Quinn Jnr to sell home after judge rejects US$75,000 offer
Sean Quinn Junior agrees to pay half share to IBRC
Alder Lodge, Farmleigh Woods, Castleknock, Photograph: Brenda Fitzsimons / THE IRISH TIMES
Sean Quinn Junior is to sell his Dublin home, described as his only owned asset, in a bid to finally purge his contempt of court orders after a High Court judge today rejected as inadequate his alternative offer of a US$75,000 payment.
Arrangements for the sale of the home shared by Mr Quinn and his wife Karen Woods at Alder Lodge, Castleknock, will now be made and the court will be updated on progress in October.
The property is valued about €400,000 and Mr Quinn is offering to pay to IBRC his half share of the sale proceeds.
Miss Justice Elizabeth Dunne stressed she accepted Mr Quinn was making efforts to purge his contempt but she considered his US$75,000 offer inadequate, as the contempt ruling arose from a finding he participated in a US$500,000 payment to the general director of Quinn Properties Ukraine, Larissa Puga, on the eve of Irish Bank Resolution Corporation’s takeover of QPU.
Last July, the judge jailed Mr Quinn for three months for contempt. His father Sean Quinn later served a nine week prison term for contempt but a warrant remains unexecuted for the arrest of his cousin Peter Darragh Quinn to serve a three month term because he remains at his home in Northern Ireland.
The contempt proceedings came before the judge several times since during which Mr Quinn Jnr indicated he was anxious to purge his contempt.
Today, Martin Hayden SC, for Sean Quinn Jnr, said his client was offering a US$75,000 payment, to be funded by his father in law Pat Woods, representing the value of the 15 per cent interest held by a Quinn company in QPU.
Mr Quinn had also flown to Moscow to get statements of bank accounts held there by himself and other Quinn family members and set out statements of his assets and been cross-examined about those, counsel said.
Shane Murphy SC, for IBRC, said the US$75,000 offer involved a “rowing back” on Mr Quinn’s ealier offer to sell his home to address his contempt. The proposal was analagous to “Russian dolls” becoming ever smaller, he said.
After the judge said she considered the US$75,000 offer inadequate, Mr Hayden asked for time to take instructions and, afetr doign so, said Mr Quinn, with his wife’s consent, was prepared to sell their home.
Mr Murphy said the bank considered Mr Quinn was making efforts and it would consent to an adjournment to facilitate the sale.
The judge said that seemed sensible and added there may be “another source” of purging the contempt. She appreciated Mr Quinn was “the only person” trying to address the contempt issues but, while she considered him co-operative, believed he could go further than the US$75,000.
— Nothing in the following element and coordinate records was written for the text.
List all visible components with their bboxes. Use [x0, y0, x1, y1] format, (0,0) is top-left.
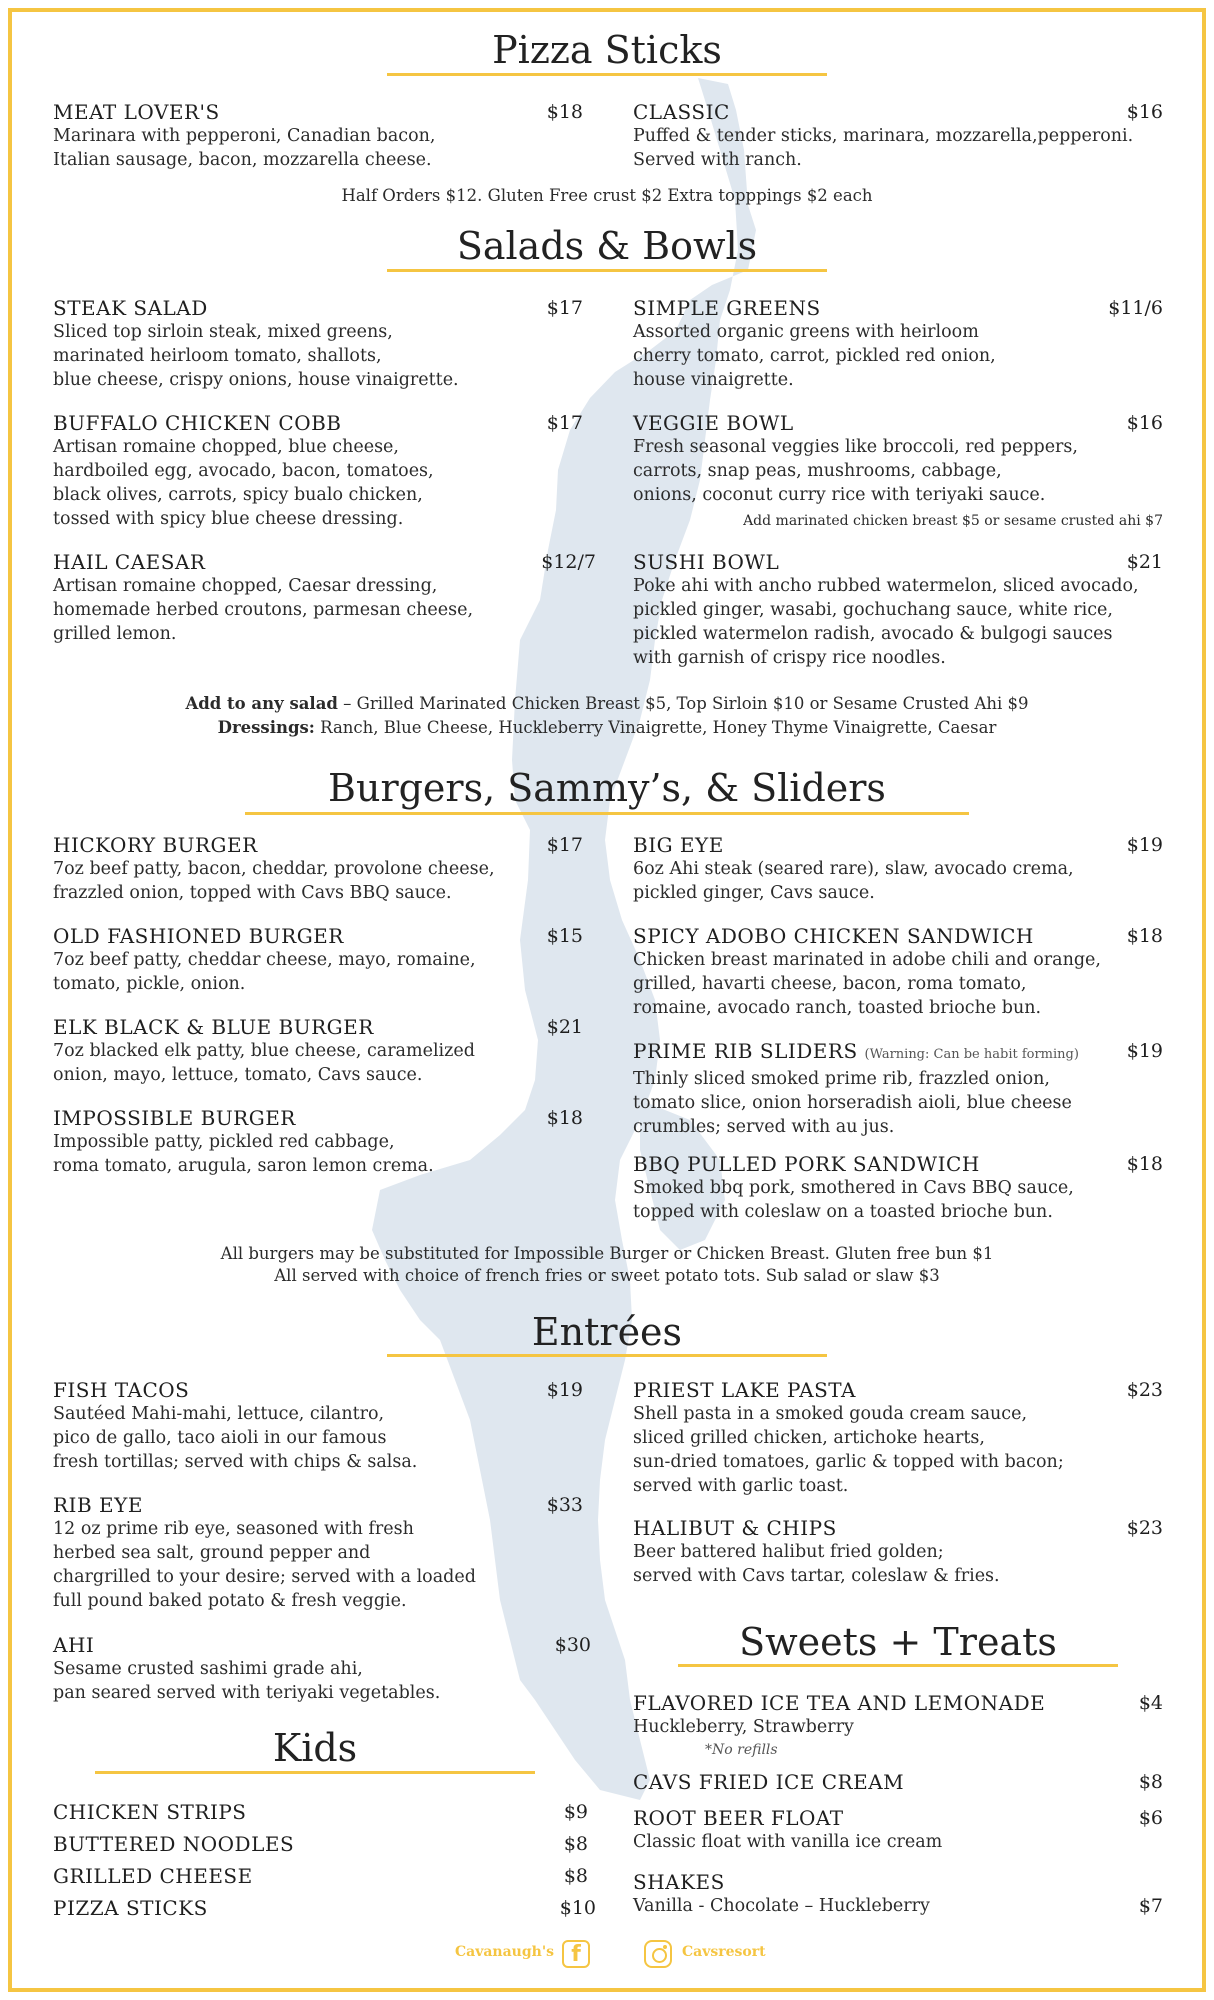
section-title-pizza: Pizza Sticks [492, 28, 722, 72]
item-name: ELK BLACK & BLUE BURGER [53, 1015, 374, 1039]
section-rule-pizza [387, 73, 827, 76]
item-price: $18 [1126, 1153, 1163, 1175]
item-price: $16 [1126, 101, 1163, 123]
item-price: $23 [1126, 1517, 1163, 1539]
sweets-item-shakes [633, 1870, 1163, 1918]
menu-item-sushi-bowl [633, 550, 1163, 670]
item-description: Artisan romaine chopped, blue cheese, hardboiled egg, avocado, bacon, tomatoes, black olives, carrots, spicy bualo chicken, tossed with spicy blue cheese dressing. [53, 437, 434, 529]
menu-item-rib-eye [53, 1493, 583, 1613]
item-description: Sliced top sirloin steak, mixed greens, marinated heirloom tomato, shallots, blue cheese, crispy onions, house vinaigrette. [53, 322, 459, 390]
section-title-burgers: Burgers, Sammy’s, & Sliders [328, 766, 886, 810]
item-price: $8 [563, 1833, 588, 1855]
item-description: Sesame crusted sashimi grade ahi, pan seared served with teriyaki vegetables. [53, 1659, 441, 1703]
item-name: BBQ PULLED PORK SANDWICH [633, 1152, 980, 1176]
menu-item-simple-greens [633, 296, 1163, 392]
item-description: 7oz beef patty, bacon, cheddar, provolone cheese, frazzled onion, topped with Cavs BBQ sauce. [53, 859, 495, 903]
item-description: Huckleberry, Strawberry [633, 1717, 854, 1737]
item-name: HAIL CAESAR [53, 550, 206, 574]
item-name: HALIBUT & CHIPS [633, 1516, 837, 1540]
item-price: $17 [546, 412, 583, 434]
item-description: Shell pasta in a smoked gouda cream sauce, sliced grilled chicken, artichoke hearts, sun-dried tomatoes, garlic & topped with bacon; served with garlic toast. [633, 1404, 1064, 1496]
item-name: BIG EYE [633, 833, 724, 857]
item-name: IMPOSSIBLE BURGER [53, 1106, 296, 1130]
dressings-note [100, 716, 1114, 740]
menu-item-big-eye [633, 833, 1163, 905]
item-name: HICKORY BURGER [53, 833, 258, 857]
item-name: SUSHI BOWL [633, 550, 780, 574]
item-description: Sautéed Mahi-mahi, lettuce, cilantro, pico de gallo, taco aioli in our famous fresh tortillas; served with chips & salsa. [53, 1404, 418, 1472]
no-refills-note: *No refills [705, 1742, 778, 1758]
item-description: 7oz beef patty, cheddar cheese, mayo, romaine, tomato, pickle, onion. [53, 950, 476, 994]
item-name: FLAVORED ICE TEA AND LEMONADE [633, 1691, 1046, 1715]
sweets-item-fried-ice-cream [633, 1770, 1163, 1794]
item-description: Assorted organic greens with heirloom cherry tomato, carrot, pickled red onion, house vinaigrette. [633, 322, 996, 390]
menu-item-halibut-chips [633, 1516, 1163, 1588]
burger-note-2: All served with choice of french fries or sweet potato tots. Sub salad or slaw $3 [274, 1266, 940, 1285]
item-price: $4 [1138, 1692, 1163, 1714]
item-name: PIZZA STICKS [53, 1896, 208, 1920]
item-price: $8 [563, 1865, 588, 1887]
menu-item-elk-black-blue [53, 1015, 583, 1087]
item-description: Classic float with vanilla ice cream [633, 1832, 943, 1852]
item-price: $19 [546, 1379, 583, 1401]
item-description: Puffed & tender sticks, marinara, mozzarella,pepperoni. Served with ranch. [633, 126, 1134, 170]
burger-note-1: All burgers may be substituted for Impossible Burger or Chicken Breast. Gluten free bun $1 [220, 1244, 994, 1263]
veggie-bowl-addon: Add marinated chicken breast $5 or sesame crusted ahi $7 [743, 513, 1163, 529]
item-name-text: PRIME RIB SLIDERS [633, 1039, 858, 1063]
item-price: $8 [1138, 1771, 1163, 1793]
item-price: $23 [1126, 1379, 1163, 1401]
item-name: OLD FASHIONED BURGER [53, 924, 344, 948]
item-description: Fresh seasonal veggies like broccoli, red peppers, carrots, snap peas, mushrooms, cabbage, onions, coconut curry rice with teriyaki sauce. [633, 437, 1078, 505]
item-price: $33 [546, 1494, 583, 1516]
menu-item-old-fashioned-burger [53, 924, 583, 996]
item-description: Beer battered halibut fried golden; served with Cavs tartar, coleslaw & fries. [633, 1542, 1000, 1586]
menu-item-steak-salad [53, 296, 583, 392]
section-title-salads: Salads & Bowls [456, 224, 758, 268]
item-price: $17 [546, 834, 583, 856]
kids-item-chicken-strips [53, 1800, 588, 1824]
item-price: $15 [546, 925, 583, 947]
section-title-entrees: Entrées [531, 1310, 683, 1354]
item-price: $10 [559, 1897, 596, 1919]
section-rule-kids [95, 1771, 535, 1774]
item-name [633, 1039, 1163, 1067]
facebook-icon[interactable]: f [562, 1940, 590, 1968]
item-name: BUFFALO CHICKEN COBB [53, 411, 342, 435]
item-price: $17 [546, 297, 583, 319]
item-name: MEAT LOVER'S [53, 100, 220, 124]
item-name: SIMPLE GREENS [633, 296, 821, 320]
item-name: RIB EYE [53, 1493, 143, 1517]
item-price: $18 [1126, 925, 1163, 947]
item-name: CAVS FRIED ICE CREAM [633, 1770, 905, 1794]
item-name: CHICKEN STRIPS [53, 1800, 247, 1824]
item-name: GRILLED CHEESE [53, 1864, 253, 1888]
item-description: Artisan romaine chopped, Caesar dressing, homemade herbed croutons, parmesan cheese, grilled lemon. [53, 576, 474, 644]
salad-addons-label: Add to any salad [185, 694, 338, 713]
item-price: $19 [1126, 834, 1163, 856]
menu-item-impossible-burger [53, 1106, 583, 1178]
item-price: $18 [546, 101, 583, 123]
section-rule-salads [387, 269, 827, 272]
section-rule-burgers [245, 812, 969, 815]
item-name: VEGGIE BOWL [633, 411, 794, 435]
item-name: BUTTERED NOODLES [53, 1832, 295, 1856]
menu-item-ahi [53, 1633, 591, 1705]
item-description: Thinly sliced smoked prime rib, frazzled onion, tomato slice, onion horseradish aioli, blue cheese crumbles; served with au jus. [633, 1069, 1072, 1137]
item-price: $19 [1126, 1040, 1163, 1062]
item-name: SHAKES [633, 1870, 725, 1894]
item-name: CLASSIC [633, 100, 730, 124]
menu-item-hickory-burger [53, 833, 583, 905]
item-description: Smoked bbq pork, smothered in Cavs BBQ sauce, topped with coleslaw on a toasted brioche bun. [633, 1178, 1074, 1222]
item-price: $11/6 [1108, 297, 1163, 319]
item-warning: (Warning: Can be habit forming) [864, 1047, 1079, 1062]
menu-item-spicy-adobo-chicken [633, 924, 1163, 1020]
menu-item-prime-rib-sliders [633, 1039, 1163, 1139]
item-description: Impossible patty, pickled red cabbage, roma tomato, arugula, saron lemon crema. [53, 1132, 434, 1176]
item-name: AHI [53, 1633, 95, 1657]
item-price: $30 [554, 1634, 591, 1656]
instagram-label[interactable]: Cavsresort [682, 1944, 766, 1960]
section-title-sweets: Sweets + Treats [739, 1620, 1057, 1664]
salad-addons-note [100, 692, 1114, 716]
dressings-text: Ranch, Blue Cheese, Huckleberry Vinaigrette, Honey Thyme Vinaigrette, Caesar [314, 718, 997, 737]
section-rule-entrees [387, 1354, 827, 1357]
item-description: 12 oz prime rib eye, seasoned with fresh herbed sea salt, ground pepper and chargrilled to your desire; served with a loaded full pound baked potato & fresh veggie. [53, 1519, 476, 1611]
salad-addons-text: – Grilled Marinated Chicken Breast $5, Top Sirloin $10 or Sesame Crusted Ahi $9 [337, 694, 1029, 713]
section-rule-sweets [678, 1664, 1118, 1667]
item-description: Marinara with pepperoni, Canadian bacon, Italian sausage, bacon, mozzarella cheese. [53, 126, 436, 170]
kids-item-grilled-cheese [53, 1864, 588, 1888]
item-description: Poke ahi with ancho rubbed watermelon, sliced avocado, pickled ginger, wasabi, gochuchang sauce, white rice, pickled watermelon radish, avocado & bulgogi sauces with garnish of crispy rice noodles. [633, 576, 1139, 668]
menu-item-hail-caesar [53, 550, 596, 646]
item-description: 6oz Ahi steak (seared rare), slaw, avocado crema, pickled ginger, Cavs sauce. [633, 859, 1074, 903]
menu-item-buffalo-chicken-cobb [53, 411, 583, 531]
item-price: $21 [546, 1016, 583, 1038]
kids-item-buttered-noodles [53, 1832, 588, 1856]
sweets-item-root-beer-float [633, 1806, 1163, 1854]
menu-item-priest-lake-pasta [633, 1378, 1163, 1498]
instagram-icon[interactable] [644, 1940, 672, 1968]
pizza-note: Half Orders $12. Gluten Free crust $2 Extra topppings $2 each [341, 186, 873, 205]
section-title-kids: Kids [272, 1726, 358, 1770]
item-name: STEAK SALAD [53, 296, 208, 320]
item-name: SPICY ADOBO CHICKEN SANDWICH [633, 924, 1034, 948]
facebook-label[interactable]: Cavanaugh's [455, 1944, 554, 1960]
sweets-item-ice-tea-lemonade [633, 1691, 1163, 1739]
item-price: $9 [563, 1801, 588, 1823]
menu-item-meat-lovers [53, 100, 583, 172]
menu-item-fish-tacos [53, 1378, 583, 1474]
item-price: $6 [1138, 1807, 1163, 1829]
menu-item-bbq-pulled-pork [633, 1152, 1163, 1224]
item-price: $18 [546, 1107, 583, 1129]
item-price: $16 [1126, 412, 1163, 434]
item-price: $21 [1126, 551, 1163, 573]
item-price: $12/7 [541, 551, 596, 573]
menu-item-veggie-bowl [633, 411, 1163, 507]
item-name: PRIEST LAKE PASTA [633, 1378, 856, 1402]
item-description: Vanilla - Chocolate – Huckleberry [633, 1896, 930, 1916]
item-name: ROOT BEER FLOAT [633, 1806, 844, 1830]
item-price: $7 [1138, 1895, 1163, 1917]
dressings-label: Dressings: [217, 718, 315, 737]
menu-item-classic [633, 100, 1163, 172]
item-name: FISH TACOS [53, 1378, 190, 1402]
item-description: Chicken breast marinated in adobe chili and orange, grilled, havarti cheese, bacon, roma tomato, romaine, avocado ranch, toasted brioche bun. [633, 950, 1101, 1018]
item-description: 7oz blacked elk patty, blue cheese, caramelized onion, mayo, lettuce, tomato, Cavs sauce. [53, 1041, 475, 1085]
kids-item-pizza-sticks [53, 1896, 596, 1920]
When Mr Hayden asked would she consider the house sale proposal as a final purging of the contempt, the judge said she would address that after the sale.
Her aim was to secure the undoing of the wrong done via payment of a significant amount to replace what was taken as a result of the actions of Mr Quinn and others, she said. She did not want to keep Mr Quinn before the court forever and, meaning it in the “nicest possible way”, would be “delighted to see the back of him”.
While he had indicated willingness to purge his contempt, “I just want to see action on that”.
Sean Quinn Senior has indicated he will abide by whatever orders the court makes in the matter but had some concerns about proposals advanced by the bank. There was no appearance again today by Peter Darragh Quinn.